Dewasa ini banyak para pemuda yang jatuh dalam pergaulan yang salah,
senang dengan tindakan brutal dan kekerasan, ugal-ugalan, hura-hura dan bahkan
kemaksiatan,
seperti:
minum minuman keras, pergaulan bebas dan sebagainya. Termasuk yang paling mengkhawatirkan
adalah meninggalkan kewajiban yang seharusnya dilakukan oleh setiap muslim yang
telah baligh, seperti shalat dan puasa Ramadhan. Alasannya sangat sederhana,
yakni memang begitulah seharusnya seorang pemuda itu, kalau tidak demikian
namanya bukan anak muda.
Kita semuanya pasti menyadari,
bahwa masing-masing kita mempunyai kesalahan dan pernah melakukan dosa, lupa serta
khilaf. Hanya saja orang yang mendapatkan taufiq dan mau menyadari
kekeliruannya pasti akan bersegera untuk bertaubat dan minta ampun kepada Alloh
SWT, menyesali
perbuatan itu dan berusaha sekuat tenaga untuk tidak mengulangi-nya,
sebagaimana difirmankan Alloh SWT,
yang artinya: “Dan (juga) orang-orang yang apabila mengerjakan perbuatan
keji atau menganiaya diri sendiri mereka ingat akan Alloh, lalu memohon ampun
terhadap dosa-dosa mereka dan siapa lagi yang dapat mengampuni dosa selain dari
pada Alloh, dan mereka tidak meneruskan perbuatan kejinya itu, sedang mereka
mengetahui. Mereka itu balasannya ialah ampunan dari Rabb mereka dan Surga yang
di dalamnya mengalir sungai-sungai, sedang mereka kekal di dalamnya; dan itulah
sebaik-baik pahala orang-orang yang beramal” (QS: Ali ‘Imron: 135-136)
Betapa Maha Besarnya Alloh SWT, Seseorang telah
melakukan tindak kekejian, menganiaya diri sendiri, kemudian mau bertaubat,
menyesal, minta ampunan dan meninggalkan kemaksiatan itu lalu Alloh Subahanahu
wa Ta’ala mengampuni dan memberikan untuknya kenikmatan abadi di Surga.
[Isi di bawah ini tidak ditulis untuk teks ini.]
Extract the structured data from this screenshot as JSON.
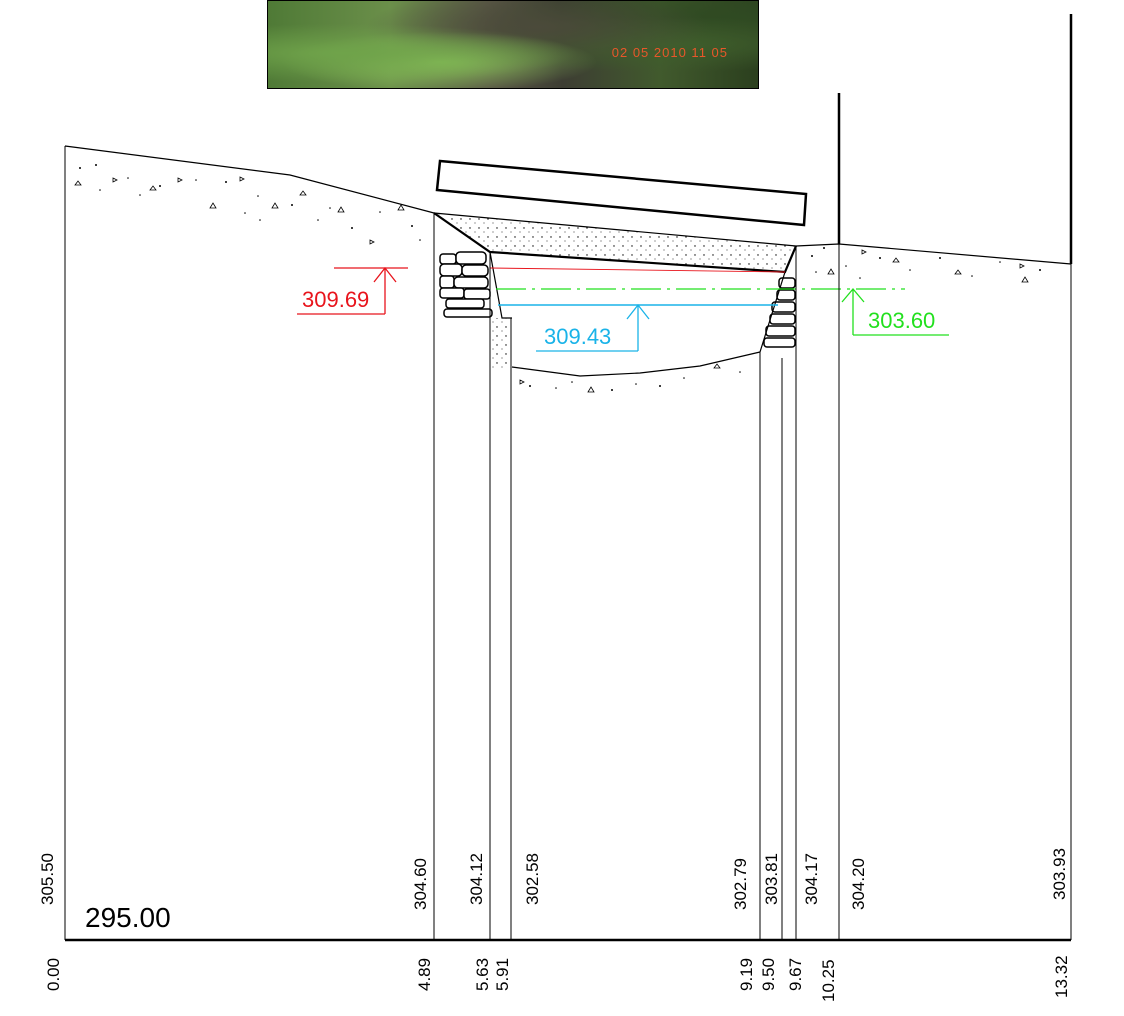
{
  "photo": {
    "timestamp": "02 05 2010 11 05"
  },
  "levels": {
    "red": {
      "value": "309.69",
      "color": "#e8141c"
    },
    "blue": {
      "value": "309.43",
      "color": "#1ab3e8"
    },
    "green": {
      "value": "303.60",
      "color": "#22e01e"
    }
  },
  "datum": "295.00",
  "elevations": [
    "305.50",
    "304.60",
    "304.12",
    "302.58",
    "302.79",
    "303.81",
    "304.17",
    "304.20",
    "303.93"
  ],
  "distances": [
    "0.00",
    "4.89",
    "5.63",
    "5.91",
    "9.19",
    "9.50",
    "9.67",
    "10.25",
    "13.32"
  ]
}
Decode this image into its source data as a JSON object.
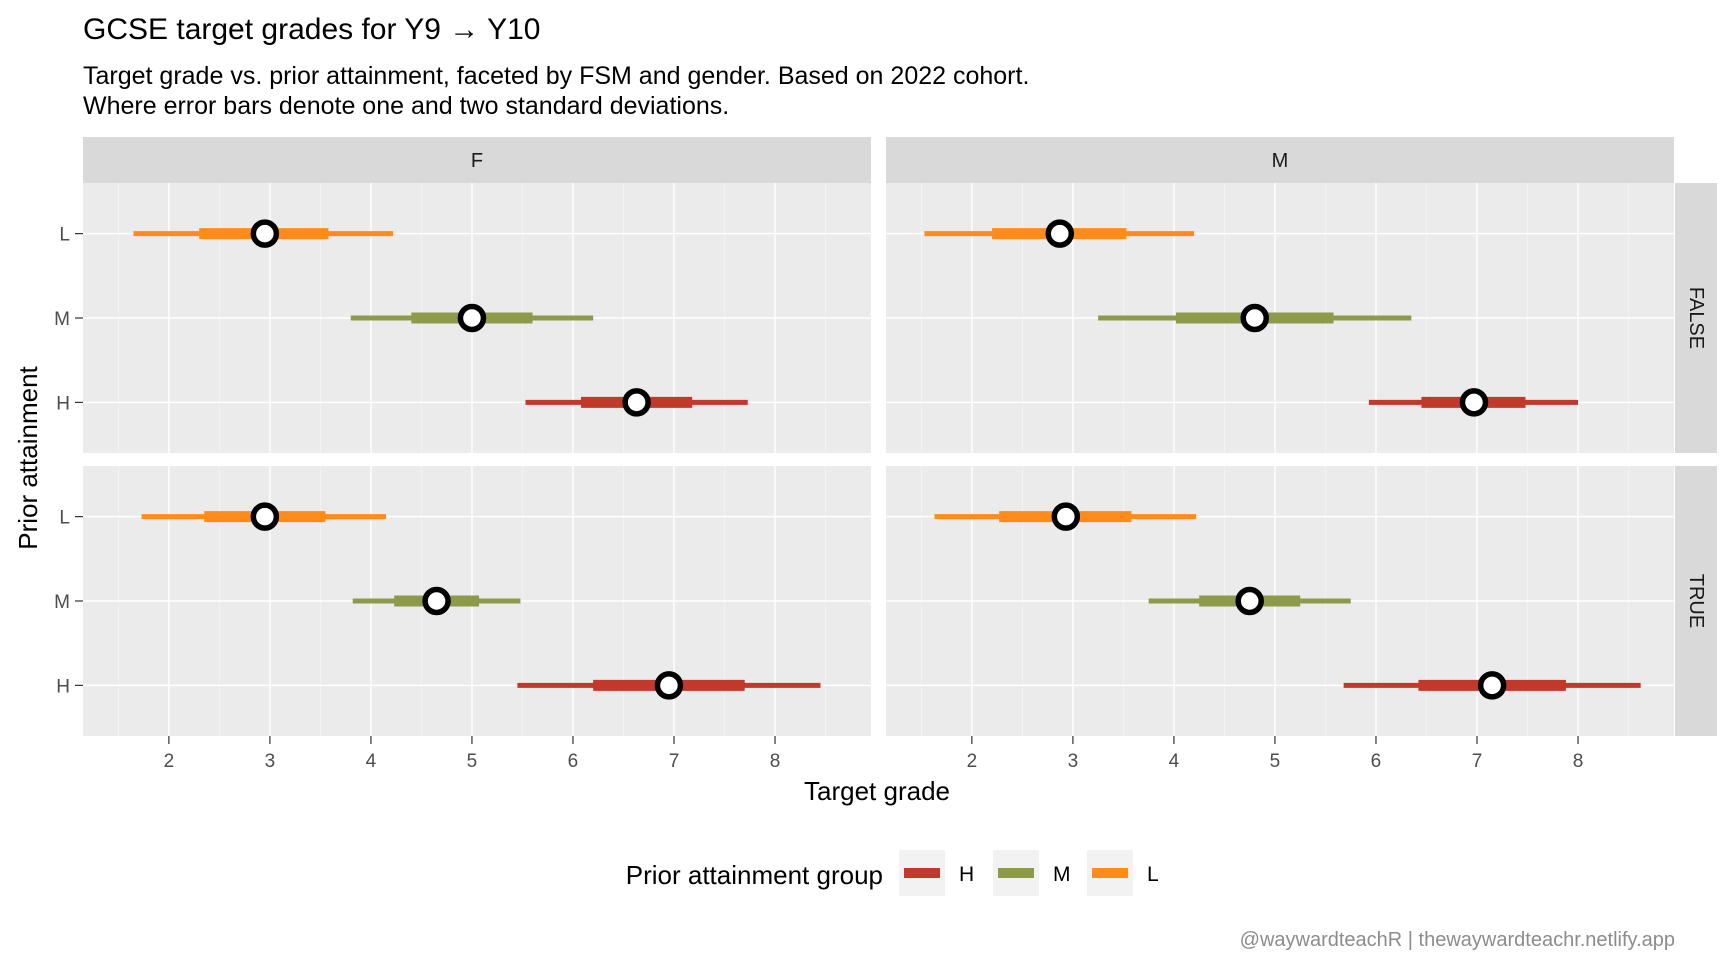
{
  "chart_data": {
    "type": "scatter",
    "title": "GCSE target grades for Y9 → Y10",
    "subtitle_lines": [
      "Target grade vs. prior attainment, faceted by FSM and gender.  Based on 2022 cohort.",
      "Where error bars denote one and two standard deviations."
    ],
    "xlabel": "Target grade",
    "ylabel": "Prior attainment",
    "xlim": [
      1.15,
      8.95
    ],
    "x_ticks": [
      2,
      3,
      4,
      5,
      6,
      7,
      8
    ],
    "y_categories": [
      "L",
      "M",
      "H"
    ],
    "facet_cols": [
      "F",
      "M"
    ],
    "facet_rows": [
      "FALSE",
      "TRUE"
    ],
    "grid": true,
    "legend": {
      "title": "Prior attainment group",
      "position": "bottom",
      "items": [
        {
          "key": "H",
          "label": "H",
          "color": "#c0392b"
        },
        {
          "key": "M",
          "label": "M",
          "color": "#8c9a4a"
        },
        {
          "key": "L",
          "label": "L",
          "color": "#ff8c1a"
        }
      ]
    },
    "caption": "@waywardteachR | thewaywardteachr.netlify.app",
    "points": [
      {
        "gender": "F",
        "fsm": "FALSE",
        "group": "L",
        "mean": 2.95,
        "sd1": [
          2.3,
          3.58
        ],
        "sd2": [
          1.65,
          4.22
        ]
      },
      {
        "gender": "F",
        "fsm": "FALSE",
        "group": "M",
        "mean": 5.0,
        "sd1": [
          4.4,
          5.6
        ],
        "sd2": [
          3.8,
          6.2
        ]
      },
      {
        "gender": "F",
        "fsm": "FALSE",
        "group": "H",
        "mean": 6.63,
        "sd1": [
          6.08,
          7.18
        ],
        "sd2": [
          5.53,
          7.73
        ]
      },
      {
        "gender": "M",
        "fsm": "FALSE",
        "group": "L",
        "mean": 2.87,
        "sd1": [
          2.2,
          3.53
        ],
        "sd2": [
          1.53,
          4.2
        ]
      },
      {
        "gender": "M",
        "fsm": "FALSE",
        "group": "M",
        "mean": 4.8,
        "sd1": [
          4.02,
          5.58
        ],
        "sd2": [
          3.25,
          6.35
        ]
      },
      {
        "gender": "M",
        "fsm": "FALSE",
        "group": "H",
        "mean": 6.97,
        "sd1": [
          6.45,
          7.48
        ],
        "sd2": [
          5.93,
          8.0
        ]
      },
      {
        "gender": "F",
        "fsm": "TRUE",
        "group": "L",
        "mean": 2.95,
        "sd1": [
          2.35,
          3.55
        ],
        "sd2": [
          1.73,
          4.15
        ]
      },
      {
        "gender": "F",
        "fsm": "TRUE",
        "group": "M",
        "mean": 4.65,
        "sd1": [
          4.23,
          5.07
        ],
        "sd2": [
          3.82,
          5.48
        ]
      },
      {
        "gender": "F",
        "fsm": "TRUE",
        "group": "H",
        "mean": 6.95,
        "sd1": [
          6.2,
          7.7
        ],
        "sd2": [
          5.45,
          8.45
        ]
      },
      {
        "gender": "M",
        "fsm": "TRUE",
        "group": "L",
        "mean": 2.93,
        "sd1": [
          2.27,
          3.58
        ],
        "sd2": [
          1.63,
          4.22
        ]
      },
      {
        "gender": "M",
        "fsm": "TRUE",
        "group": "M",
        "mean": 4.75,
        "sd1": [
          4.25,
          5.25
        ],
        "sd2": [
          3.75,
          5.75
        ]
      },
      {
        "gender": "M",
        "fsm": "TRUE",
        "group": "H",
        "mean": 7.15,
        "sd1": [
          6.42,
          7.88
        ],
        "sd2": [
          5.68,
          8.62
        ]
      }
    ]
  }
}
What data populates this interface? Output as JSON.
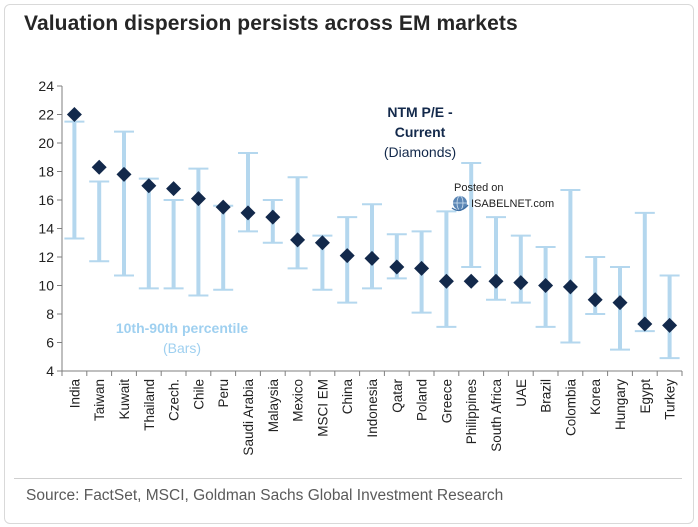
{
  "title": "Valuation dispersion persists across EM markets",
  "source": "Source: FactSet, MSCI, Goldman Sachs Global Investment Research",
  "colors": {
    "bar": "#b4d7ee",
    "diamond": "#13294b",
    "annot_dark": "#13294b",
    "annot_light": "#9fd0f0"
  },
  "annotations": {
    "current_title_1": "NTM P/E -",
    "current_title_2": "Current",
    "current_sub": "(Diamonds)",
    "percentile_title": "10th-90th  percentile",
    "percentile_sub": "(Bars)"
  },
  "watermark": {
    "line1": "Posted on",
    "line2": "ISABELNET.com",
    "icon": "globe-icon"
  },
  "chart_data": {
    "type": "scatter",
    "title": "Valuation dispersion persists across EM markets",
    "xlabel": "",
    "ylabel": "",
    "ylim": [
      4,
      24
    ],
    "yticks": [
      4,
      6,
      8,
      10,
      12,
      14,
      16,
      18,
      20,
      22,
      24
    ],
    "grid": false,
    "categories": [
      "India",
      "Taiwan",
      "Kuwait",
      "Thailand",
      "Czech.",
      "Chile",
      "Peru",
      "Saudi Arabia",
      "Malaysia",
      "Mexico",
      "MSCI EM",
      "China",
      "Indonesia",
      "Qatar",
      "Poland",
      "Greece",
      "Philippines",
      "South Africa",
      "UAE",
      "Brazil",
      "Colombia",
      "Korea",
      "Hungary",
      "Egypt",
      "Turkey"
    ],
    "series": [
      {
        "name": "NTM P/E - Current (Diamonds)",
        "values": [
          22.0,
          18.3,
          17.8,
          17.0,
          16.8,
          16.1,
          15.5,
          15.1,
          14.8,
          13.2,
          13.0,
          12.1,
          11.9,
          11.3,
          11.2,
          10.3,
          10.3,
          10.3,
          10.2,
          10.0,
          9.9,
          9.0,
          8.8,
          7.3,
          7.2
        ]
      },
      {
        "name": "10th percentile",
        "values": [
          13.3,
          11.7,
          10.7,
          9.8,
          9.8,
          9.3,
          9.7,
          13.8,
          13.0,
          11.2,
          9.7,
          8.8,
          9.8,
          10.5,
          8.1,
          7.1,
          11.3,
          9.0,
          8.8,
          7.1,
          6.0,
          8.0,
          5.5,
          6.8,
          4.9
        ]
      },
      {
        "name": "90th percentile",
        "values": [
          21.5,
          17.3,
          20.8,
          17.5,
          16.0,
          18.2,
          15.6,
          19.3,
          16.0,
          17.6,
          13.5,
          14.8,
          15.7,
          13.6,
          13.8,
          15.2,
          18.6,
          14.8,
          13.5,
          12.7,
          16.7,
          12.0,
          11.3,
          15.1,
          10.7
        ]
      }
    ]
  }
}
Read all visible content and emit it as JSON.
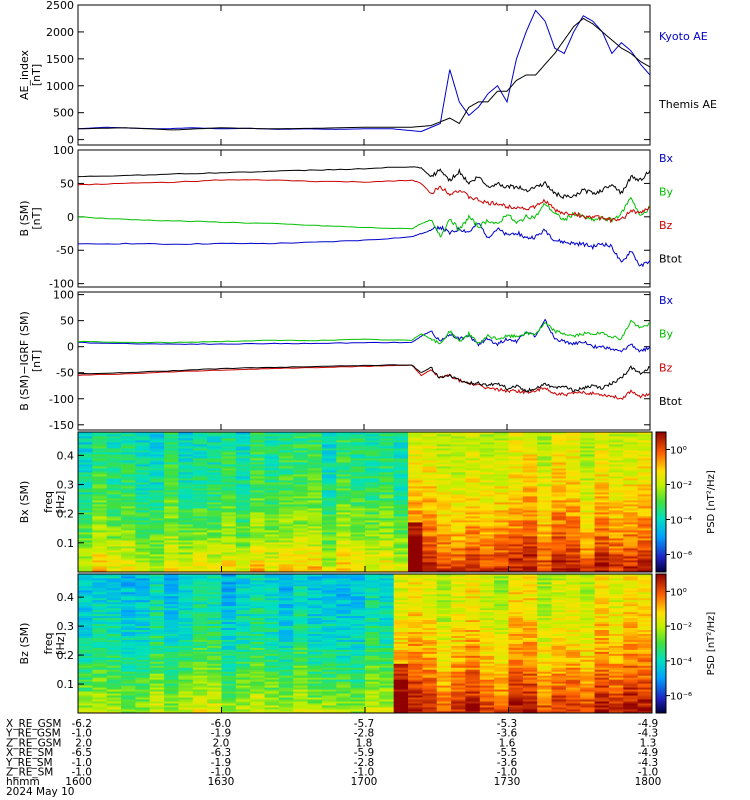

Mengalir di bawahnya sungai-sungai, disediakan buah-buahan ranum tak kenal
musim, keteduhan dan kedamaian, bidadari yang jelita dan memandang wajah Alloh Subahanahu
wa Ta’ala Yang Agung lagi Mulia yang merupakan nikmat paling besar
bagi penduduk Surga.
Dasar Kekeliruan
Berbagai tindakan menyimpang yang
dilakukan para pemuda ternyata memiliki muara yang boleh dikatakan sama, yaitu
kekeliruan dalam memahami dan menyikapi masa muda. Hampir sebagian besar pemuda
memiliki persangkaan dan persepsi, bahwa masa muda adalah masa berkelana,
hura-hura, bersenang-senang, main-main, berfoya-foya dan mengabiskan waktu
untuk bersuka ria semaunya.
Untuk menimbang dan memandang dari
sudut syar’i dikatakan belum waktunya dan bukan trendnya. Padahal
kenyataannya syari’at berbicara lain, yaitu masa muda adalah masa dimulainya
seseorang untuk memikul suatu beban tanggung jawab sebagaimana yang disebutkan
dalam sebuah hadits riwayat At-Tirmidzi, bahwa ada tiga golongan yang pena
diangkat (tidak ditulis dosanya) yang salah satunya adalah seorang anak hingga
ia dewasa (menjadi pemuda). Maka bagaimanakah seorang pemuda muslim yang ketika
itu catatan keburukan sudah mulai ditulis malah justru memperbanyak
keburukannya?
Yang sebenarnya adalah, masa muda
merupakan masa dimulainya seseorang memulai menumpuk dan memperbanyak amal
kebajikan, masa menghitung dan introspeksi diri, masa penuh semangat dan jiwa
membara untuk membangun dan beramal sebanyak-banyaknya. Masa di mana segenap
kemampuan dan tenaga dicurahkan serta masa yang penuh dengan kesempatan emas
untuk melakukan berbagai ketaatan dan kebaikan.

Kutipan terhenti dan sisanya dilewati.